Guide to Venture Capital and SME Financing Options
Risk Capital for SMEs
All companies at different stages of their existence need resources, either to grow, to finance their day-to-day operations, or simply to survive, especially in times of economic uncertainty.
Financially speaking, there are only two ways to obtain fresh capital: through debt or by raising capital. Typically, debt financing for small and medium enterprises involves products offered by commercial banks, such as overdraft lines, working capital lines, leases, factoring, consumer loans, or credit cards.
Venture Capital
Venture capital, as the name suggests, is a form of financing through capital.
Venture Capital Funds
These funds invest in business expansion. They operate like typical investment funds but take less risk because they often have government backing or leverage.
Key Considerations for Investors
- Company History: Historical performance, primarily accounting data, is crucial. Inflating recurring expenses to reduce taxes can be detrimental when seeking funding.

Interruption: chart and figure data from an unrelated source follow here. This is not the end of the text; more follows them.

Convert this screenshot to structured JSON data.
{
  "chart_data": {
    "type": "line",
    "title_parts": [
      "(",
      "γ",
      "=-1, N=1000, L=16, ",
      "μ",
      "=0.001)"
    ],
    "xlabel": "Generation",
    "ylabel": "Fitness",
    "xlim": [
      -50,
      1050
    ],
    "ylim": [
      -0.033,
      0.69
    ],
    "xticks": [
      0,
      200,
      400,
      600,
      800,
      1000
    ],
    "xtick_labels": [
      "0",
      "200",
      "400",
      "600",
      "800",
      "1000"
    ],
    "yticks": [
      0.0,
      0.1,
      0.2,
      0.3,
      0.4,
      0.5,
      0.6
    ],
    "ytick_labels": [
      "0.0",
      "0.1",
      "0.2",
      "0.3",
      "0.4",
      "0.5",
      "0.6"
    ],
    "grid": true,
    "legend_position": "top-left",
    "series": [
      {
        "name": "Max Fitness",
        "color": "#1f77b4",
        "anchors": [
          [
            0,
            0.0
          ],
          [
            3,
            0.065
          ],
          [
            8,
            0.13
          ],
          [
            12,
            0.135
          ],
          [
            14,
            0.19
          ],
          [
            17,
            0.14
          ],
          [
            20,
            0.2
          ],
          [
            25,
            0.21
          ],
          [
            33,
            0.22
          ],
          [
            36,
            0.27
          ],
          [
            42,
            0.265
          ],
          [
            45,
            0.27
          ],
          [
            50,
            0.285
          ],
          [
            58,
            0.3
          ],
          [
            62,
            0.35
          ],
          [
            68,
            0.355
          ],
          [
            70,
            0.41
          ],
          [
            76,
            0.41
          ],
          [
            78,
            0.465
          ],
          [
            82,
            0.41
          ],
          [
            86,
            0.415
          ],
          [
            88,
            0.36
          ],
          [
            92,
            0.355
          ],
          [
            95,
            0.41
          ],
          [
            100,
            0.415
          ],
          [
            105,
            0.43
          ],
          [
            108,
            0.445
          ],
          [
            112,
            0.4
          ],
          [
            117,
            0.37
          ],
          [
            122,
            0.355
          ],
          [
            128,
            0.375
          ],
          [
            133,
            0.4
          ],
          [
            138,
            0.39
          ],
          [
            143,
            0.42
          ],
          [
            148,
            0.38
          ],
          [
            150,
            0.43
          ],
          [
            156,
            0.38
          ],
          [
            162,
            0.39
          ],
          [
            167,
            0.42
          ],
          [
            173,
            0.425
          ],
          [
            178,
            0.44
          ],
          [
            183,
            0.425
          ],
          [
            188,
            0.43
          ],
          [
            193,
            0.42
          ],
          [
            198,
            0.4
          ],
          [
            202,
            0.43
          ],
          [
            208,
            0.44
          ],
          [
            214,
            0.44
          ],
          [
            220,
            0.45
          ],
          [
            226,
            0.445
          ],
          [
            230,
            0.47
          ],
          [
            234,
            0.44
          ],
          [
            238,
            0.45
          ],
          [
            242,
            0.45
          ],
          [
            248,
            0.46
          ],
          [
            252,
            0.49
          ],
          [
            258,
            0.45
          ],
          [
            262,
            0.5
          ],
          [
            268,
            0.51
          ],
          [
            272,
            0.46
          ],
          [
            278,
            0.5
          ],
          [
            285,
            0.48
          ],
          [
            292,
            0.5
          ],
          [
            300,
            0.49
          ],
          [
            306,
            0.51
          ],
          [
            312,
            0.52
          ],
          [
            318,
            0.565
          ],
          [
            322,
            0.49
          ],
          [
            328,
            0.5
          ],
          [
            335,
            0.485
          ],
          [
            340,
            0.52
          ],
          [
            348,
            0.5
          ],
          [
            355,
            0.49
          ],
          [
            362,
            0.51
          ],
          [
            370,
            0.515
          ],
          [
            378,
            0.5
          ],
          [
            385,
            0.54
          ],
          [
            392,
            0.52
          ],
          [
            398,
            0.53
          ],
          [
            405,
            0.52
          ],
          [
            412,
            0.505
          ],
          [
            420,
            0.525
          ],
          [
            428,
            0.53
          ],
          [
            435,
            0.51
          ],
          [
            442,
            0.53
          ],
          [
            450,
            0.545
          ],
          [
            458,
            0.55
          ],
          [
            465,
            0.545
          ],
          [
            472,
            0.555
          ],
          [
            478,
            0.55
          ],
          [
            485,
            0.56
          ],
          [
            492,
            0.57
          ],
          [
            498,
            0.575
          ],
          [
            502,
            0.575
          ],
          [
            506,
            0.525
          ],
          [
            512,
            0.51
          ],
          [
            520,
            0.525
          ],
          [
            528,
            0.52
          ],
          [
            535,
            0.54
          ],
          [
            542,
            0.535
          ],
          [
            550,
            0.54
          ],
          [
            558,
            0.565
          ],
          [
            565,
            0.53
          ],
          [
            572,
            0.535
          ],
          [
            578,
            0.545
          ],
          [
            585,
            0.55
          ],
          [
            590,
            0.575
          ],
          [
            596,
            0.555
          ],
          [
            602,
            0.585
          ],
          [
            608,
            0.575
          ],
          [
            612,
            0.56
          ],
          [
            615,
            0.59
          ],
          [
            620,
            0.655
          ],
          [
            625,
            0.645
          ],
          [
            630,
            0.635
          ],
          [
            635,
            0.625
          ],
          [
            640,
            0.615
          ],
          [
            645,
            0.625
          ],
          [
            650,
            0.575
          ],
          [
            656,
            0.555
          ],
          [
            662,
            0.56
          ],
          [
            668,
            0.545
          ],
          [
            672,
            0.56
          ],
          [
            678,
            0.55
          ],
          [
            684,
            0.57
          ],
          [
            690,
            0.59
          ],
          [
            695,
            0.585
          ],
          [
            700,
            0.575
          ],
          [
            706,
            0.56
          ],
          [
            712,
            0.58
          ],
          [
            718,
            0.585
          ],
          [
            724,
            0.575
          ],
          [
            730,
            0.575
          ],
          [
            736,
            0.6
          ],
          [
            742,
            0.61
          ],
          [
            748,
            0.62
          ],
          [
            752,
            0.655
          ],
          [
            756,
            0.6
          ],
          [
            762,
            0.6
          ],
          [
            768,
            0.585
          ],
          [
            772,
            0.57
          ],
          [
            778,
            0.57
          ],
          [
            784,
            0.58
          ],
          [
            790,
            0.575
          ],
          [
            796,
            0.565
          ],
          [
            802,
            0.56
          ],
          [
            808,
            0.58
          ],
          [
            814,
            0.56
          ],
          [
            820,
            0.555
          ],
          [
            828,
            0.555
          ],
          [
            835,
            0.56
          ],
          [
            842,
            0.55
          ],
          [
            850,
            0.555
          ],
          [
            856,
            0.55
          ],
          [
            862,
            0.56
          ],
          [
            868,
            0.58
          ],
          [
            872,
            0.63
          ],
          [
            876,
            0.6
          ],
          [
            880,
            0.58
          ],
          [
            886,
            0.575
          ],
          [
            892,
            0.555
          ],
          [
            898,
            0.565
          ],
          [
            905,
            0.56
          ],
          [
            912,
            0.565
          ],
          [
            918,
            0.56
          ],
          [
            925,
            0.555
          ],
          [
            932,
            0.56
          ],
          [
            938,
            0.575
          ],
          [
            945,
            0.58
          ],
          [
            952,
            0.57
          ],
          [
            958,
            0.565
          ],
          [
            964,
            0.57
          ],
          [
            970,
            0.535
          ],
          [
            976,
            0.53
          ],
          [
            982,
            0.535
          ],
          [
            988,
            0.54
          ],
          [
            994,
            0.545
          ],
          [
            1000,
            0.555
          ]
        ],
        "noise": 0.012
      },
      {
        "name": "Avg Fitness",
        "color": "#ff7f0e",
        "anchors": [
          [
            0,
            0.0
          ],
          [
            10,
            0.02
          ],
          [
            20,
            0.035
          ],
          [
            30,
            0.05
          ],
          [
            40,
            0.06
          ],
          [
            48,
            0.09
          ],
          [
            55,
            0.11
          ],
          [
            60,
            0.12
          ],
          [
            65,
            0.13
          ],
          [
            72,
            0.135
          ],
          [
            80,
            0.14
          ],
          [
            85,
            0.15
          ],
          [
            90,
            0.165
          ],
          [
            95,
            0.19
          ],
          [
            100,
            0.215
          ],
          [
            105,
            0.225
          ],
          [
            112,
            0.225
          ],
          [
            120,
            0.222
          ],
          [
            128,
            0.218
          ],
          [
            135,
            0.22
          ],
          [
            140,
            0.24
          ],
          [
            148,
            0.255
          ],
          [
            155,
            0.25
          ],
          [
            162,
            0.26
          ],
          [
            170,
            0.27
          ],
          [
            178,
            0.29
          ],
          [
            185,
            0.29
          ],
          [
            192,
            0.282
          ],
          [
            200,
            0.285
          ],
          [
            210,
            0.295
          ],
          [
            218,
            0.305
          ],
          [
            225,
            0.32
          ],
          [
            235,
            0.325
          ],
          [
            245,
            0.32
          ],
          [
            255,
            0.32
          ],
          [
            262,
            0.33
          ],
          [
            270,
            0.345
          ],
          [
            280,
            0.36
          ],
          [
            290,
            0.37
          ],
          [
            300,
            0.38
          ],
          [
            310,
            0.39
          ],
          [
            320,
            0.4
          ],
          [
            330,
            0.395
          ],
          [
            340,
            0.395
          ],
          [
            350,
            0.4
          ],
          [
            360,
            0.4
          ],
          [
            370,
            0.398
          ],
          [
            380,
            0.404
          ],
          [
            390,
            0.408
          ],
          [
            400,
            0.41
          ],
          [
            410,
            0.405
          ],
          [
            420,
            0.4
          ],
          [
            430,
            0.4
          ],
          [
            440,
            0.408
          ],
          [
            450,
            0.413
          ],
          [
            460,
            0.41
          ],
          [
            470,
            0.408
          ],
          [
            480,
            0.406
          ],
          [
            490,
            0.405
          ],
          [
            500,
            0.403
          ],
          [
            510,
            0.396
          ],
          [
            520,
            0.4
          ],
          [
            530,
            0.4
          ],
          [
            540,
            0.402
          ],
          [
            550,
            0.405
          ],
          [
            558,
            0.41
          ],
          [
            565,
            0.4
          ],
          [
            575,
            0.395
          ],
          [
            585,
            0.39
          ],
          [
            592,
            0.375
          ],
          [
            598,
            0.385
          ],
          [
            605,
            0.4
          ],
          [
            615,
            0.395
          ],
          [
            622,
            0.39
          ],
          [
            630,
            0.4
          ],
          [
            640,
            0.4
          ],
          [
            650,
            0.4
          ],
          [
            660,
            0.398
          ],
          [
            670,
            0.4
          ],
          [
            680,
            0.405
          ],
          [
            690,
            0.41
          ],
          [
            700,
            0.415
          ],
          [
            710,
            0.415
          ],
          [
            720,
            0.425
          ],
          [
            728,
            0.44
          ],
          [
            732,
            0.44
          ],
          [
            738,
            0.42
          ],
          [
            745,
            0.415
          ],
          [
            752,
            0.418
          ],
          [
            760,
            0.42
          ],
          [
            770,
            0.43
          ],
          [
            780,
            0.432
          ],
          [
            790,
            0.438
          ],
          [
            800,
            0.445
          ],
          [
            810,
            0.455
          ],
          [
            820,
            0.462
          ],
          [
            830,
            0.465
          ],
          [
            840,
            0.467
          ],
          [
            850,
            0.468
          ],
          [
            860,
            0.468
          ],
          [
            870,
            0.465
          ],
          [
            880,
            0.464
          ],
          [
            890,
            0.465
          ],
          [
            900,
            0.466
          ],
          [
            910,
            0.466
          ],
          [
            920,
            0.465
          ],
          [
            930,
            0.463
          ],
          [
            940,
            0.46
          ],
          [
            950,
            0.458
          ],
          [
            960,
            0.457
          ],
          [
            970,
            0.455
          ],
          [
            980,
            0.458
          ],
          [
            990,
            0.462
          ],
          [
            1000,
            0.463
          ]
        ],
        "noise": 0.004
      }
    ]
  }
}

- Future Prospects and Opportunities: Is there a clear future project? Why are external resources needed? What is the potential for growth and return on investment?
- Management Team: Investors often prioritize the people behind the project. The team’s experience, vision, ethics, and ability to inspire confidence are essential factors.
Choosing a Bank for SMEs
Several factors should be considered when selecting a bank for your SME:
- Online Services: Businesses operate beyond regular office hours, so 24/7 access to online banking services is crucial for managing transactions, payments, and account information efficiently.
- Incentives and Long-Term Benefits: Evaluate the long-term value of incentives offered by different institutions. A tempting initial offer may not be as beneficial in the long run.
Bank Loans for SMEs
One of the most traditional ways for entrepreneurs to obtain funding is by requesting a loan from a bank. The most common types are commercial and consumer loans. The interest rates will depend on the business’s needs and its ability to meet specific requirements.
Trade Credits
Trade credit is an amount of money provided by a bank to businesses of different sizes to meet working capital needs, procure goods, pay for operational services, or refinance liabilities to other institutions and suppliers.
The difference from consumer credit lies in the payment flexibility, allowing for deferred payment of fees and the use of funds for business activities.
Requirements
To access trade credit, companies must provide the bank with detailed information about their operations, revenue streams, and expenses to demonstrate their ability to repay the loan.
Ability to Pay
To determine a person’s ability to pay (the maximum amount they can borrow), you must calculate their monthly net income and subtract their fixed monthly costs (food, rent, utilities, etc.).
For other expenses like gasoline, clothing, entertainment, estimate a monthly amount. Also, subtract any existing debt payments. If the result is close to zero, there is little to no capacity to pay, and taking on additional credit is not advisable.
Consumer Loans
A consumer loan is a short or medium-term loan that provides readily available funds. It is typically used to finance the purchase of consumer goods (e.g., appliances) or the payment of services (e.g., dental treatment).
Repayment schedules usually range from one to three years, with payments made in equal, consecutive installments.
Requirements
Requirements vary depending on the bank. Each institution assesses the applicant’s creditworthiness and future income to determine their ability to repay the loan.
Costs Associated with Credit
When applying for credit, be aware of associated costs, including:
- Stamps and Stamp Tax: A percentage of the transaction amount.
- Notary Fees: Required for formalizing the loan agreement.
- Expenses Related to Collateral: Appraisals, registration fees, insurance premiums, etc.
- Insurance Premiums: Life, unemployment, disability insurance, etc., if the borrower chooses to purchase them.
Financing Options for Entrepreneurs
What are the best instruments to finance a business entrepreneur?
The easiest options are often equity financing or seeking funds from close contacts (family, friends, and fools). When starting a business, securing capital from third parties can be challenging without a proven track record or established trust.
Essential Requirements for Funding Applications
Requirements vary depending on the business stage and the investor. However, four key aspects are generally considered:
- The business, product, or service and its unique characteristics.
- The market opportunity and estimated demand.
- The management team’s experience, expertise, and credibility.
- Scalability plans, growth projections, and exit strategies for investors.
It’s recommended to “under promise and over deliver” and demonstrate a clear path to profitability and investor returns.
Addressing Insufficient Working Capital for SMEs
For small and medium-sized companies, the easiest way to overcome working capital issues (if not excessively large) is to renegotiate payment terms with customers and suppliers.
Other options include using financial tools like factoring (selling future payments) and/or leasing capital goods. Traditional bank financing and seeking new partners are also possibilities, though the latter can take time.
Managing Company Cash Flow
Planning cash flow at least six months in advance, considering potential variations, is crucial. This allows you to anticipate future shortfalls and find solutions proactively.
Even a simple cash flow management tool, like an Excel spreadsheet, can provide valuable insights into short-term income and expenses, enabling entrepreneurs to make informed decisions and manage their finances effectively.